Decentralized fieldbus system finds faults more quickly

A diagnostic gateway from Murrelektronik allows access to sensor data without additional programming work. This helps it locate the sources of potential faults more quickly.

19 Jul. 2018
HMI-ID07-030kt_MurrElektronik
Decentralized fieldbus system finds faults more quickly (Photo: Murrelektronik GmbH)

Due to their modular design, the Cube fieldbus systems provide expandability for a variety of input, output and mixed modules as well as functional enhancements such as via IO link or an RS-485 interface. Communication data and supply voltage are carried by one system cable, with the device allowing the connection of up to 32 modules at a time to four spurs so that diagnostic data from a wide range of sensors can be collected and analyzed. The new Cube67 diagnostic gateway reads incoming data directly from the Cube system without the need for additional programming, and presents it visually within the framework of a standardized functional program for predictive maintenance that works independently of other software and regardless of what form of control is used.

The fully molded gateway records all process communication and all diagnostic messages. A clear browser-based display is available on any end device with access permissions, whether a tablet or a fixed PC. Individual modules and their associated diagnostic data are shown as a topological representation or in a tabular list, with even isolated error messages being captured in the diagnostic memory and providing information about unexpected fault sources such as a system or machine cable failure that is only occasionally noticeable.
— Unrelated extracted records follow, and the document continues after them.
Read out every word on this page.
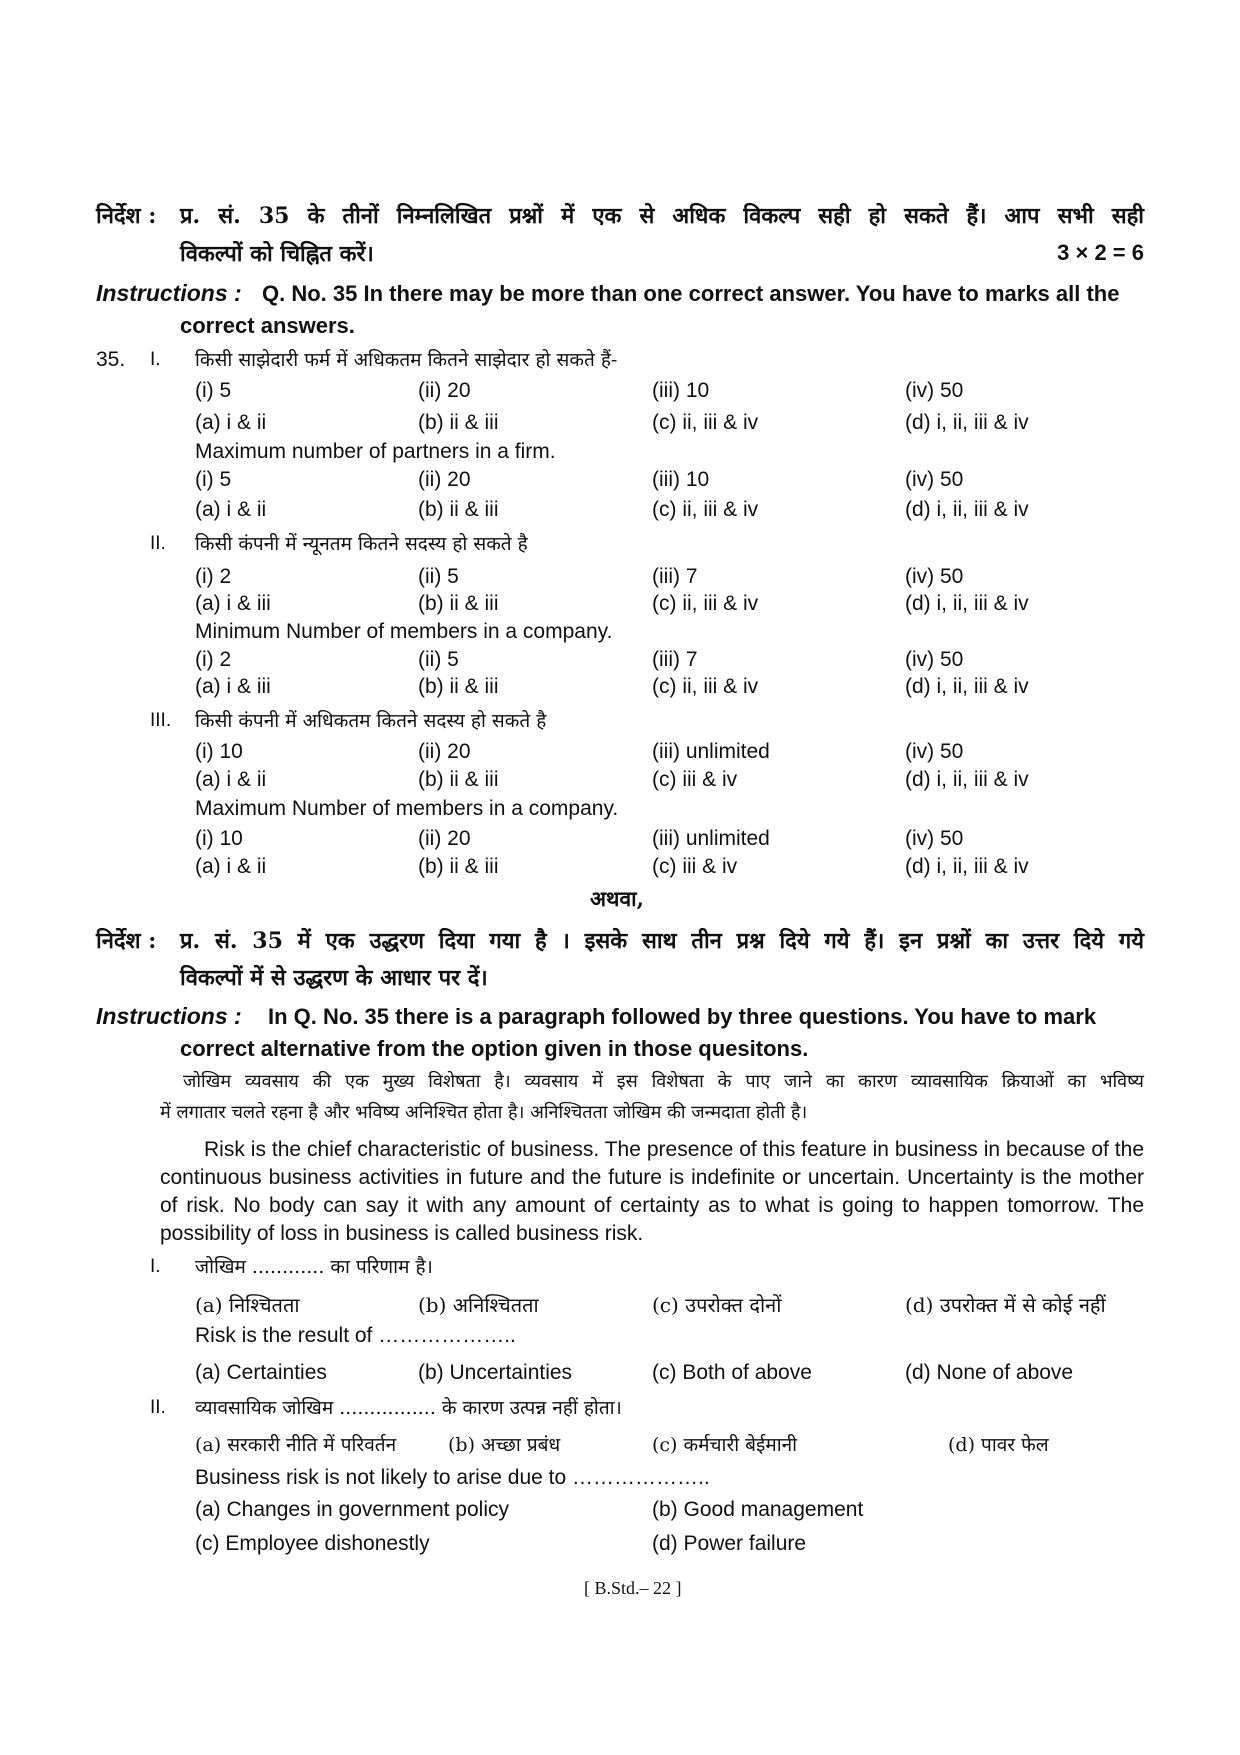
निर्देश : प्र. सं. 35 के तीनों निम्नलिखित प्रश्नों में एक से अधिक विकल्प सही हो सकते हैं। आप सभी सही
विकल्पों को चिह्नित करें।	3 × 2 = 6
Instructions : Q. No. 35 In there may be more than one correct answer. You have to marks all the
correct answers.
35. I. किसी साझेदारी फर्म में अधिकतम कितने साझेदार हो सकते हैं-
(i) 5	(ii) 20	(iii) 10	(iv) 50
(a) i & ii	(b) ii & iii	(c) ii, iii & iv	(d) i, ii, iii & iv
Maximum number of partners in a firm.
(i) 5	(ii) 20	(iii) 10	(iv) 50
(a) i & ii	(b) ii & iii	(c) ii, iii & iv	(d) i, ii, iii & iv
II. किसी कंपनी में न्यूनतम कितने सदस्य हो सकते है
(i) 2	(ii) 5	(iii) 7	(iv) 50
(a) i & iii	(b) ii & iii	(c) ii, iii & iv	(d) i, ii, iii & iv
Minimum Number of members in a company.
(i) 2	(ii) 5	(iii) 7	(iv) 50
(a) i & iii	(b) ii & iii	(c) ii, iii & iv	(d) i, ii, iii & iv
III. किसी कंपनी में अधिकतम कितने सदस्य हो सकते है
(i) 10	(ii) 20	(iii) unlimited	(iv) 50
(a) i & ii	(b) ii & iii	(c) iii & iv	(d) i, ii, iii & iv
Maximum Number of members in a company.
(i) 10	(ii) 20	(iii) unlimited	(iv) 50
(a) i & ii	(b) ii & iii	(c) iii & iv	(d) i, ii, iii & iv
अथवा,
निर्देश : प्र. सं. 35 में एक उद्धरण दिया गया है । इसके साथ तीन प्रश्न दिये गये हैं। इन प्रश्नों का उत्तर दिये गये
विकल्पों में से उद्धरण के आधार पर दें।
Instructions : In Q. No. 35 there is a paragraph followed by three questions. You have to mark
correct alternative from the option given in those quesitons.
जोखिम व्यवसाय की एक मुख्य विशेषता है। व्यवसाय में इस विशेषता के पाए जाने का कारण व्यावसायिक क्रियाओं का भविष्य
में लगातार चलते रहना है और भविष्य अनिश्चित होता है। अनिश्चितता जोखिम की जन्मदाता होती है।
Risk is the chief characteristic of business. The presence of this feature in business in because of the continuous business activities in future and the future is indefinite or uncertain. Uncertainty is the mother of risk. No body can say it with any amount of certainty as to what is going to happen tomorrow. The possibility of loss in business is called business risk.
I. जोखिम ............ का परिणाम है।
(a) निश्चितता	(b) अनिश्चितता	(c) उपरोक्त दोनों	(d) उपरोक्त में से कोई नहीं
Risk is the result of ………………..
(a) Certainties	(b) Uncertainties	(c) Both of above	(d) None of above
II. व्यावसायिक जोखिम ................ के कारण उत्पन्न नहीं होता।
(a) सरकारी नीति में परिवर्तन	(b) अच्छा प्रबंध	(c) कर्मचारी बेईमानी	(d) पावर फेल
Business risk is not likely to arise due to ………………..
(a) Changes in government policy	(b) Good management
(c) Employee dishonestly	(d) Power failure
[ B.Std.– 22 ]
Error messages that have been given a name in plain text will automatically receive the same name each time they occur in future and can be paired with a suggested solution. An exchange format allows data to be passed on to ERP or cloud systems. It is not just the manufacturing sector that is currently pushing ahead with the introduction of predictive maintenance solutions, however: electricity supplier E.ON is already connecting it with artificial intelligence to predict malfunctions in its own power grid going forward.